Our family in Czechoslovakia was not different from the others, and our parents encouraged us to make regular contributions into our pushka. A man from Keren Kayemet l’Israel (the Jewish National Fund) would visit from time to time. He’d use his magic key to unlock the bottom of the box so that he could collect the contents. I thought of all the other children who proudly brought these boxes to the Keren Kayemet offices to have them unlocked and watch the flood of coins spill from the opening.

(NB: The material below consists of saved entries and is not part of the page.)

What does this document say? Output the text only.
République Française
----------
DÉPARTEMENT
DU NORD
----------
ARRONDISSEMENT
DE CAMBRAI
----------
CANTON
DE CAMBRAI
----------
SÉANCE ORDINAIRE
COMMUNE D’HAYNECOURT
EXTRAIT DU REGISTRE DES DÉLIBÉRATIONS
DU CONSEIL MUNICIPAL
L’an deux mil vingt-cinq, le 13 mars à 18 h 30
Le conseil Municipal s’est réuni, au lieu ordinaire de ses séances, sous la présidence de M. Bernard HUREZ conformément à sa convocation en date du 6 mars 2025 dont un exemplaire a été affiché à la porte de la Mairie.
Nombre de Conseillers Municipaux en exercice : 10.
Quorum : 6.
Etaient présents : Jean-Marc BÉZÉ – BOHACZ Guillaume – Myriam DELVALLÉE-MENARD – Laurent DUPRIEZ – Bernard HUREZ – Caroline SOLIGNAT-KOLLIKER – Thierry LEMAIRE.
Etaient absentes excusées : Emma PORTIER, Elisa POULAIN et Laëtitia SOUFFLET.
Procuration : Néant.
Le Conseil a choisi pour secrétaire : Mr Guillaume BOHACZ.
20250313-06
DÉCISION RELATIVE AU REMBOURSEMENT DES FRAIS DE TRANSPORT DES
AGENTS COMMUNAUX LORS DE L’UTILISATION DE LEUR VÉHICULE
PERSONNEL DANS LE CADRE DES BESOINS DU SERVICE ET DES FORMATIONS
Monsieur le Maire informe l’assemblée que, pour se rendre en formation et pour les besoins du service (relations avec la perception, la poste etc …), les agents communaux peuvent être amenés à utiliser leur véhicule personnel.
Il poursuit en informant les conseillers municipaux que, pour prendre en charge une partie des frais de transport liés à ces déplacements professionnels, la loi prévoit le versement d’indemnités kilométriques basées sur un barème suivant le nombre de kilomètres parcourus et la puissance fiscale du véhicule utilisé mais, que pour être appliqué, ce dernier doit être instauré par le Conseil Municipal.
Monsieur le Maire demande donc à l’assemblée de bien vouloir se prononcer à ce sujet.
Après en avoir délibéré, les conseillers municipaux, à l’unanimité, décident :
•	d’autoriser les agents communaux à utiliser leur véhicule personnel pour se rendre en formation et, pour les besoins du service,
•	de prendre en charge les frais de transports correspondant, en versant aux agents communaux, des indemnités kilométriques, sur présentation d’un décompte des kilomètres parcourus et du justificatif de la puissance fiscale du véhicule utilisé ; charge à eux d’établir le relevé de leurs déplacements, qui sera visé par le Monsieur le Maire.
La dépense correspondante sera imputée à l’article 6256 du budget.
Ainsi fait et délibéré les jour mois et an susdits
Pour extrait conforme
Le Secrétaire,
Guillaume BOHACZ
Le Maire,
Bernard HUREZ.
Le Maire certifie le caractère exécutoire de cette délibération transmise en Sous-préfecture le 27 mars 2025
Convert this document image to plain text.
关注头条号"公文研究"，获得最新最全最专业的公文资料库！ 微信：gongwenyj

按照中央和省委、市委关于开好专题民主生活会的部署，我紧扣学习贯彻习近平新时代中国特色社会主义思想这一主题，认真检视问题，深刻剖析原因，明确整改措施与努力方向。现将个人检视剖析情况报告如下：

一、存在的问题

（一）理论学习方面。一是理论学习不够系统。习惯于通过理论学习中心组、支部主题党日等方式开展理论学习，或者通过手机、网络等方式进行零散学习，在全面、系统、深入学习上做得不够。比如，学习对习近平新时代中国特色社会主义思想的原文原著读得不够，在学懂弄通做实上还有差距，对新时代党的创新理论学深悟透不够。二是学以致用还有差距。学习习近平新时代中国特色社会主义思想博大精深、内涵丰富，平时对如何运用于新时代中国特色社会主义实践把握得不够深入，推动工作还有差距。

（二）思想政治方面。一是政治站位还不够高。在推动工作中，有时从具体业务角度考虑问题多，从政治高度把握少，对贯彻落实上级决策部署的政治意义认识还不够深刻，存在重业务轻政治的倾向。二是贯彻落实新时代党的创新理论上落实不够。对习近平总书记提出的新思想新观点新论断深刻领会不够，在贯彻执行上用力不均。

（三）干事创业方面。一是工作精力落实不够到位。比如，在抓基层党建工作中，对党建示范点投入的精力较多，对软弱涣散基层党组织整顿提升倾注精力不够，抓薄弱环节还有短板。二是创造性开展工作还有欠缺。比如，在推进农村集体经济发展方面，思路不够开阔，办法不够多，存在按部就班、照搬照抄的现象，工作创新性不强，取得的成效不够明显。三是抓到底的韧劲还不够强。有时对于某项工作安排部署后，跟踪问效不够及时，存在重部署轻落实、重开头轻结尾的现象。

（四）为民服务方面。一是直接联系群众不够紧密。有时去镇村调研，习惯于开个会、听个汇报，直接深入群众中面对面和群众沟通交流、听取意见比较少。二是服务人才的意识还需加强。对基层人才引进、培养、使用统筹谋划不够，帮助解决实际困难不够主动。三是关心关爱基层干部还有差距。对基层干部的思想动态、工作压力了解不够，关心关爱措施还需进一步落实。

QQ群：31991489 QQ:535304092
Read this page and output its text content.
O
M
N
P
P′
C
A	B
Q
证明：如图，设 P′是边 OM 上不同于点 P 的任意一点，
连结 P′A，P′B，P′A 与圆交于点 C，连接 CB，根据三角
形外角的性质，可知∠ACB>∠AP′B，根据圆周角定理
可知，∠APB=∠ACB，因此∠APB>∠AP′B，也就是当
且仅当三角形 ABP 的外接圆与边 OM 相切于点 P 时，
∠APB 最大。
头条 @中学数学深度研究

Then I remembered all the births, brit milahs, weddings, bar mitzvahs, anniversaries, and other happy occasions that were celebrated with generous donations to plant one, two, five, 10, 20, 100, or even several hundred trees on the barren slopes of Palestine. These gifts were honored with a beautifully framed certificate proudly mounted on the wall for everyone to see. A dreadful thought was mixed in with these recollections. I realized that most of these good, hopeful, and faithful souls, whose generosity, dedication, and determination had made these forests possible, had mostly been brutally wiped out during the Holocaust. And now, a substantial portion of their living memorial had just been destroyed, in virtually the same fashion as their lives. Each blackened dead tree stood there like a silent witness to the destruction of those whose generosity had created the trees. Here and there, just like in the Holocaust, a tree or a group of trees stood untouched, having somehow been miraculously saved, like our small family had been.
But the vast majority were just ashes.
Yes, I cried over trees, and each time I pass through this area I am gripped again by the same sadness. To me, that forest represented a small victory in the Jewish struggle for survival. For two millennia the world has tried to wipe us off the face of the earth. In the last century it almost succeeded. But we are still here and we remain, despite our small numbers, a major force in the life of the civilized world.
New trees have been planted now, and some day tall, proud trees once again may cover the mountainside. It is the task of our children and grandchildren to see to it that these young trees survive and thrive. I know they will.
This fact is one of the great joys of my life.
Charlies Ticho of Hackensack was a film producer and director for more than 60 years. He retired at 88 and has spent the last five years writing about his experiences.